Ironically, Lee actually voted for Trump, hoping that his deregulatory tendencies - the same tendencies he’s using to defund the EPA and Planned Parenthood - would lead to cannabis legalization nationwide. Lee apparently didn’t think too much of Trump’s inner circle or his teetotaling ways and says he lost “millions” in foregone income due to the Spicer threats.

“I definitely understood from the beginning that he is what we would call straight-edge,” says Lee. “I think they’re still going with the reefer-madness theory that was bred into them at a young age.”

Even after cancelling the cruise, Lee plans to stay in the cannabis industry, and even wrote a letter to president Trump pleading that  “legalizing marijuana would shift $40 billion in annual spending from criminal syndicates to the regulated economy, increasing tax revenue for governments.” Lee hasn’t heard back yet, but that isn’t changing his opinion of Trump - he told Yahoo Finance that he’d even vote for Donald again.

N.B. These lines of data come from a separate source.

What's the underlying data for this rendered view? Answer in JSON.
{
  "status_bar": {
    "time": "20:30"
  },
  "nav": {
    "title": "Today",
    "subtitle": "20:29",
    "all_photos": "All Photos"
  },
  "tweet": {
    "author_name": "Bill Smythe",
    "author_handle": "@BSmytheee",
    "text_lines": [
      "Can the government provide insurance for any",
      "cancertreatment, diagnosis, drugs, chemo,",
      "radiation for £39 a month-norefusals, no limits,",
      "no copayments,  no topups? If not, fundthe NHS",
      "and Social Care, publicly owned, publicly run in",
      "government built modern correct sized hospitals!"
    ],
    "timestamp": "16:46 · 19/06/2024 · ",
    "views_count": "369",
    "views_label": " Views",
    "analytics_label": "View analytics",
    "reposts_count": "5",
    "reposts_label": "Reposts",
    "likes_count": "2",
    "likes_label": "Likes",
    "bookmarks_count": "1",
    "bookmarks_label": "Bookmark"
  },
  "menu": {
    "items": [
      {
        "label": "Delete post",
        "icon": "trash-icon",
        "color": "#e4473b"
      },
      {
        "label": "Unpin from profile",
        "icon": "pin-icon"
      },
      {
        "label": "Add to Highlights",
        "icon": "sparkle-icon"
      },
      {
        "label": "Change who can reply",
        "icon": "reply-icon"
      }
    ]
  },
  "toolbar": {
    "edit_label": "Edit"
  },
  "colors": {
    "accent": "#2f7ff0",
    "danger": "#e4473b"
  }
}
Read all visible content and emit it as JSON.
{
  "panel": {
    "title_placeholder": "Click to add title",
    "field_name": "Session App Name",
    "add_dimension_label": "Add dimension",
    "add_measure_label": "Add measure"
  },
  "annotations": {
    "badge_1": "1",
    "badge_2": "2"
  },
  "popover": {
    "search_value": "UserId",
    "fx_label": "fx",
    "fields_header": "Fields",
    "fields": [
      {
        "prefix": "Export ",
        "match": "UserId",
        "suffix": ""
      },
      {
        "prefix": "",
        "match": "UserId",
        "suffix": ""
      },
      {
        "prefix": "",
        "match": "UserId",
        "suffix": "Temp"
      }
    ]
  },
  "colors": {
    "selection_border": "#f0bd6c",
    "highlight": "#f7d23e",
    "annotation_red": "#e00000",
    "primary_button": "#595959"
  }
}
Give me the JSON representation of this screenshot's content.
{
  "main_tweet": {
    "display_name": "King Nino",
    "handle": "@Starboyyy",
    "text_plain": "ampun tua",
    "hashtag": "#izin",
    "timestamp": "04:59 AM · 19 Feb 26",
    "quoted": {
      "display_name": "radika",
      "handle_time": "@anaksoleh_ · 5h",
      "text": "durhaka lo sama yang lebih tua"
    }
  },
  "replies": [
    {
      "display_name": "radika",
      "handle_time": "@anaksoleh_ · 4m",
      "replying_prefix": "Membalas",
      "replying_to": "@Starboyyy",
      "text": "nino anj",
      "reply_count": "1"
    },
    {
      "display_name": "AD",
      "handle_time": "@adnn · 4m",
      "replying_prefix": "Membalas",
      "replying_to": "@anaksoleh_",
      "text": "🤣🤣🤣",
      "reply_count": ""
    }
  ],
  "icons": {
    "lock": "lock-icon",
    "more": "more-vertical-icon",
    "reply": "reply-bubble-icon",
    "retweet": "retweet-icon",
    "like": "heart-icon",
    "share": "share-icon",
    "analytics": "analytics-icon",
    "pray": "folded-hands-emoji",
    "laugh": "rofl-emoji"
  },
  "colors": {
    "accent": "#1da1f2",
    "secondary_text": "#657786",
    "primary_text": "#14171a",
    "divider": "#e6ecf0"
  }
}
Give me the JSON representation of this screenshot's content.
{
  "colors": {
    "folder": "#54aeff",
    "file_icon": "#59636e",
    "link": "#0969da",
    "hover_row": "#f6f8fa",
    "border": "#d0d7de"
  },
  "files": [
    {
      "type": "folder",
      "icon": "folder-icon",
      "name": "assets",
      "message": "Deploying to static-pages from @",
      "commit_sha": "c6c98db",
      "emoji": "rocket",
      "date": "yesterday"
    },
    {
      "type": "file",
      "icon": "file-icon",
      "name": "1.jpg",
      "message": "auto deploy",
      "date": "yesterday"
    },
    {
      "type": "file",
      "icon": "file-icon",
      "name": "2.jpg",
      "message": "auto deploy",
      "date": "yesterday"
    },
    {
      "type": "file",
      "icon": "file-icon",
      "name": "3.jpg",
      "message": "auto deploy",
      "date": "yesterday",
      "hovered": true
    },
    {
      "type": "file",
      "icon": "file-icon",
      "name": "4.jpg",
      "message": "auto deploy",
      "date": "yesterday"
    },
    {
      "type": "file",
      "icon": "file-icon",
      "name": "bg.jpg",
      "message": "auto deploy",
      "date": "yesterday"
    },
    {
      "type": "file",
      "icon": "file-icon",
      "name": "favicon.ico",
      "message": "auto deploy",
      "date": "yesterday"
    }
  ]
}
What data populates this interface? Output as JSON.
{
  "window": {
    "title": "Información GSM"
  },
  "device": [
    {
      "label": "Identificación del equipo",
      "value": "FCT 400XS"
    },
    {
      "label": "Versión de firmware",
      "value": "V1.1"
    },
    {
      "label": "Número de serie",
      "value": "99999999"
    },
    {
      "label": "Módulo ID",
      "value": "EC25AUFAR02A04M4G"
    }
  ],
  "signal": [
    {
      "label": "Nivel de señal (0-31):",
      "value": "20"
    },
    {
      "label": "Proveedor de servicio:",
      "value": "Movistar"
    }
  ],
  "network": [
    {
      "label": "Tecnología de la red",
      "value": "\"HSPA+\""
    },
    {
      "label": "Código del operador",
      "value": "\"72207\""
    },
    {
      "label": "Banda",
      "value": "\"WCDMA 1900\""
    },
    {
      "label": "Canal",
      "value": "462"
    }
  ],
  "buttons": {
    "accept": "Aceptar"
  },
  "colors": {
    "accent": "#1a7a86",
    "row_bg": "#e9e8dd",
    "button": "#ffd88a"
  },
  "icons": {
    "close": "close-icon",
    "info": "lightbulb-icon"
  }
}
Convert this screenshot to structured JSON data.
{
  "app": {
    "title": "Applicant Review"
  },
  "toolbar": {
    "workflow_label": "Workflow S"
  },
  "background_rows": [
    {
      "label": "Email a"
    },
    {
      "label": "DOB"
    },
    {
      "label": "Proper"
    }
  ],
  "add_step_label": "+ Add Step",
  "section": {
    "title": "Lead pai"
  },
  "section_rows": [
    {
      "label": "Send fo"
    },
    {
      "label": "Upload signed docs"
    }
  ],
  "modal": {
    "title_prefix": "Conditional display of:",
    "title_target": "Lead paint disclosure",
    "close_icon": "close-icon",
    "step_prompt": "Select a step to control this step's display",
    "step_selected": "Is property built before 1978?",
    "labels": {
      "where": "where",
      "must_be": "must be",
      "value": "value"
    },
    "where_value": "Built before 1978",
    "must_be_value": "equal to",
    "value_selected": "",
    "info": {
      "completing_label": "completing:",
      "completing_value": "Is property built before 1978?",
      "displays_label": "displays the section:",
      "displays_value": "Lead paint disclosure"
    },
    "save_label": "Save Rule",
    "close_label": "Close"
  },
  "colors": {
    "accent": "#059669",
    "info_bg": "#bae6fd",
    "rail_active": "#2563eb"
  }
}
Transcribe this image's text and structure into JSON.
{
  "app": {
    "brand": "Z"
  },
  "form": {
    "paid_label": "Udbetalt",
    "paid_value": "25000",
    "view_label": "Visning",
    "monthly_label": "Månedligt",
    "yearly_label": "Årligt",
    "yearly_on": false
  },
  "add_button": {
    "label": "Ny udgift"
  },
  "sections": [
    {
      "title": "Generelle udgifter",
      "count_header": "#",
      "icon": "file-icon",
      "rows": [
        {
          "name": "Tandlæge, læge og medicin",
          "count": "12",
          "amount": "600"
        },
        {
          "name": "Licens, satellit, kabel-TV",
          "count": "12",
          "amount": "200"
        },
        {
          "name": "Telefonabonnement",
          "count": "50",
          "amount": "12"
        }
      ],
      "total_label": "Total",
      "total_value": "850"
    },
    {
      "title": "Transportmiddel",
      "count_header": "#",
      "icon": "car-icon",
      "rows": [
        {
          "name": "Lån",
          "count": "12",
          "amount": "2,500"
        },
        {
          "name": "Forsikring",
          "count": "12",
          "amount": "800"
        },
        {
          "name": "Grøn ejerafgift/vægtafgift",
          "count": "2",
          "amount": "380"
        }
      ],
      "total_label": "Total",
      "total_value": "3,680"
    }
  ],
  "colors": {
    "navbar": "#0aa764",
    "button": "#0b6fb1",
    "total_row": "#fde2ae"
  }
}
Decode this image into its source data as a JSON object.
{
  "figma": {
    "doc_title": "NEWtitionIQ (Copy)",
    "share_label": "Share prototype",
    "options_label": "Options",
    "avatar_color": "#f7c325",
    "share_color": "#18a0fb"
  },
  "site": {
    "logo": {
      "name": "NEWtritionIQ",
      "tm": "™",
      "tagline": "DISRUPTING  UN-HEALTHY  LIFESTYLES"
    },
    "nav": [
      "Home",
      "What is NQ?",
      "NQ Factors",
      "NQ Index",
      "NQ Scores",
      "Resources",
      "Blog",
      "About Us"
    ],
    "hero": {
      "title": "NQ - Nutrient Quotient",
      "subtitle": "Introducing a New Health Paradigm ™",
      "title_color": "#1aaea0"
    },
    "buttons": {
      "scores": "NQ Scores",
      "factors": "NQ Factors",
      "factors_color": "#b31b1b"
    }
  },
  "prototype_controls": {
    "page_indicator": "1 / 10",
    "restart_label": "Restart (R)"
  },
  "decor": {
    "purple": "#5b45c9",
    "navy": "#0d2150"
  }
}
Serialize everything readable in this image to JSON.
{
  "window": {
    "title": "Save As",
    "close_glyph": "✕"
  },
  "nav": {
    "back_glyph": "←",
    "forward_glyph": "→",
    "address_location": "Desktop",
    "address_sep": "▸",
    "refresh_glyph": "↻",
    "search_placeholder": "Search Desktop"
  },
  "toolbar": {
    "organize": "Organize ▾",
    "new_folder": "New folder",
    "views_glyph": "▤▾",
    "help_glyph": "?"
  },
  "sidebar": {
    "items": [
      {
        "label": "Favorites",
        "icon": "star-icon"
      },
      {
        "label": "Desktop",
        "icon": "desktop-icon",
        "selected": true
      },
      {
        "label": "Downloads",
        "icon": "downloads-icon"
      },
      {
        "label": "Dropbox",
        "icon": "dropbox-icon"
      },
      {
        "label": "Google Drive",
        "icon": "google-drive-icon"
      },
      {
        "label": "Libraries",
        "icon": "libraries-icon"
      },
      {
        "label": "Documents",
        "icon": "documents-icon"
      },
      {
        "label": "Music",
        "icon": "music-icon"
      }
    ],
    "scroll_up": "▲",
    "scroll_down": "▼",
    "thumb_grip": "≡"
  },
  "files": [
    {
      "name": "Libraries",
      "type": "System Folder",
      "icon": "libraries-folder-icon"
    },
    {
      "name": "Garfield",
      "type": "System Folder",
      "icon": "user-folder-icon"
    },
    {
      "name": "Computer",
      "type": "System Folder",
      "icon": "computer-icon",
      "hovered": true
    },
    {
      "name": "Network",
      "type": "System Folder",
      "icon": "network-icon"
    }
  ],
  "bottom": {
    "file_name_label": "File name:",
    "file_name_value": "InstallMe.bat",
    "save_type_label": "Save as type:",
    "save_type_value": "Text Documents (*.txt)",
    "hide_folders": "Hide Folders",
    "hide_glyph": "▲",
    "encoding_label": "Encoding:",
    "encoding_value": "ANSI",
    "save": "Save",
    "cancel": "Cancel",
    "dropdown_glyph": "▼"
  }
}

As marijuana becomes more mainstream, profit-fueled businessmen like Lee will continue to come out of the woodworks to join the industry in droves. And with cannabis community mainstays struggling to find a foothold in the burgeoning market, maybe the failure of Lee’s cannabis cruise was just karmic forces coming back to bite him - after all, pledging support for a President who hates the industry you’re trying to profit off of is probably frowned upon celestially.